I’m generally a “glass-half-full” kind of guy. I try to stay upbeat, positive and balanced in my approach to business and life. But even the most optimistic types have to wrestle with real world issues of work, family and life. Today was just beautiful here in North Texas. Over a plate lunch of Tex-Mex, I looked out through the restaurant window and noticed across the street a playground full of children, probably not more than 4 or 5 years old. They were playing, running, jumping and making full use of the slides, ladders, swings and merry-go-rounds. They were enjoying the day the way that only small children can. No worries about unemployment, the national debt, crime rates, tax credits, fuel prices or Afghanistan. I set my fork down, and for a few moments let my mind wander as I watched from a distance. Now, I don’t have clinical proof, but I could almost guarantee you that my heart rate slowed, my blood pressure dropped, and my mood improved dramatically just sitting there, as my mind drifted back to easier, more innocent times.
Maybe we could learn something from the children. I’m not the first person to make this observation. Robert Fulghum wrote a bestseller a few years ago titled, All I Really Need to Know I Learned in Kindergarten. In his book, Fulghum notes that wisdom is not taught in graduate schools, but on the “sand pile at Sunday School.” There we learn to share, play fair, don’t hit, put things back, don’t take what isn’t yours, say you’re sorry, wash your hands, flush, take naps, watch out for each other, hold hands and stick together.

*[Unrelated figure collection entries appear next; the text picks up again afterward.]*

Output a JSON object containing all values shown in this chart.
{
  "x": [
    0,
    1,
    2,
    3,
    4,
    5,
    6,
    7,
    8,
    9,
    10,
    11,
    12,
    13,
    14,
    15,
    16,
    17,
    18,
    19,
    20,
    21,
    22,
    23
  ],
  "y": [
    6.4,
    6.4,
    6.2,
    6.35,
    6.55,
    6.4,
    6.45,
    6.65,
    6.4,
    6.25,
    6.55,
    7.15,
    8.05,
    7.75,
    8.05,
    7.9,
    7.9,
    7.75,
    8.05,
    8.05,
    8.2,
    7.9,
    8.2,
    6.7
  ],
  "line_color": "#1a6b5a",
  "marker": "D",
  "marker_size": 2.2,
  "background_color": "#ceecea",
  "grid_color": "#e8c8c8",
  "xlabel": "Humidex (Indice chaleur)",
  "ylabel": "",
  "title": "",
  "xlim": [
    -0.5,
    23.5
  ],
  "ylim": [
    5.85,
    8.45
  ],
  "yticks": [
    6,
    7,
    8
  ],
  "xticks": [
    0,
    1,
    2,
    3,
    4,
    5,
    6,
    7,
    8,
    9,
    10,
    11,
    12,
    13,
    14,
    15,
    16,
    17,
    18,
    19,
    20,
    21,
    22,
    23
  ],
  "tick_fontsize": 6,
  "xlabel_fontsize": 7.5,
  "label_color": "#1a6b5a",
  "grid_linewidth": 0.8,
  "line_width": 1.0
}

It’s been noted that while we might know the cost of something, do we really know its value? We teach children all about reading, writing and arithmetic, but I think we could relearn from kids about sharing, caring and the Golden Rule. Perhaps monkey bars should be standard-issue equipment in business and government?
Christmas will be here shortly, and I hope that you and your family have a wonderful holiday season. The kids will soon be tearing through carefully arranged ribbons and bows in search of Santa’s treasures. Take time to let your mind wander back to happy times when all you really cared about was keeping up with the other kids on the playground.
It’s an honor to have served another year as the general manager of your electric cooperative. From all of us here at Farmers Electric Cooperative, Merry Christmas and Happy New Year!